Геша заговорил быстрее. Потом еще быстрее. Он торопился, проглатывая слова:
— Не знаю, как быть, Феликс Эдмундович… Полинка моя совсем одичала. Ревнует меня к службе, понял? (У Геши выходило — поэл.)…Скучаю, говорит… а ведь люблю я ее, Полинку-то… Невеста она мне, поэл? Сердцем моим завладела, поэл?..
— Опять слова-паразиты, — закричал Хуриев, — будьте внимательнее!
Лебедева, отвернувшись, подкрашивала губы.
— Перерыв! — объявил замполит. — На сегодня достаточно.

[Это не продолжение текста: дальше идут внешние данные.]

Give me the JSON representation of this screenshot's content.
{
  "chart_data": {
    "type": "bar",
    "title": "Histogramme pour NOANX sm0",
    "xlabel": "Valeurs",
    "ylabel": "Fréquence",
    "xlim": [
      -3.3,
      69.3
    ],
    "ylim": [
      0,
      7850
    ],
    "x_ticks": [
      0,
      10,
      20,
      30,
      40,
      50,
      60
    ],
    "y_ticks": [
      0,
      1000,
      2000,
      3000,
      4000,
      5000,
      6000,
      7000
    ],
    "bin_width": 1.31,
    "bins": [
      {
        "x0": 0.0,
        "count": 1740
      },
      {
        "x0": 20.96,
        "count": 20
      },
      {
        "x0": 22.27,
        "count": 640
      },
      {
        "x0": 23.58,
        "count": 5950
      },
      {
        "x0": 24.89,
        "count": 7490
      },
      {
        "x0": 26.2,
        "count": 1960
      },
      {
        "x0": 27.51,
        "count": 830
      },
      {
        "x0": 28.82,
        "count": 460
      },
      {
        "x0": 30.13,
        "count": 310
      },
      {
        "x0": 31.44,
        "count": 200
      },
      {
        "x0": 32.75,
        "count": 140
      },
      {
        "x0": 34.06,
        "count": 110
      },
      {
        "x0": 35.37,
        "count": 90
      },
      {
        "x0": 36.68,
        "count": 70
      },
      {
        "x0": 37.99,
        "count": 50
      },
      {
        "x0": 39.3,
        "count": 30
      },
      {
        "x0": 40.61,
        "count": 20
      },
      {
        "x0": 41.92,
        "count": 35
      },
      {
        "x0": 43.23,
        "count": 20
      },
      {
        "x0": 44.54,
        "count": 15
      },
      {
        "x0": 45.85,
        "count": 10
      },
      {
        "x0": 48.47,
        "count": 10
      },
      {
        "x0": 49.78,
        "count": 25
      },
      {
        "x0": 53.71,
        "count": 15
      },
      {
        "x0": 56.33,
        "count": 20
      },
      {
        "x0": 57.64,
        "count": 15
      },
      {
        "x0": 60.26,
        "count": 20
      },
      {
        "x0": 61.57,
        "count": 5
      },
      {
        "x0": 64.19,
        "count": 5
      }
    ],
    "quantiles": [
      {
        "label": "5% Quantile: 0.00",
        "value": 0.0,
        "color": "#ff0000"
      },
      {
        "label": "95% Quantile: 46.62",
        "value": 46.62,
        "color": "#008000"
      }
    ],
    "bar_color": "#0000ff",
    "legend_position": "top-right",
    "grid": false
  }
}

— Жаль, — сказал Гурин, — у меня как раз появилось вдохновение.
— Давайте подведем итоги.
Хуриев вынул блокнот и продолжал:
— Ленин более или менее похож на человека. Тимофей — четверка с минусом. Полина лучше, чем я думал, откровенно говоря. А вот Дзержинский — неубедителен, явно неубедителен. Помните, Дзержинский — это совесть революции. Рыцарь без страха и упрека. А у вас получается какой-то рецидивист…
— Я постараюсь, — равнодушно заверил Цуриков.
— Знаете, что говорил Станиславский? — продолжал Хуриев. — Станиславский говорил — не верю! Если артист фальшивил, Станиславский прерывал репетицию и говорил — не верю!..
— То же самое и менты говорят, — заметил Цуриков.
— Что? — не понял замполит.
— Менты, говорю, то же самое повторяют. Не верю… Не верю… Повязали меня однажды в Ростове, а следователь был мудак…
— Не забывайтесь! — прикрикнул замполит.
— И еще при даме, — вставил Гурин.
— Я вам не дама, — повысил голос Хуриев, — я офицер регулярной армии!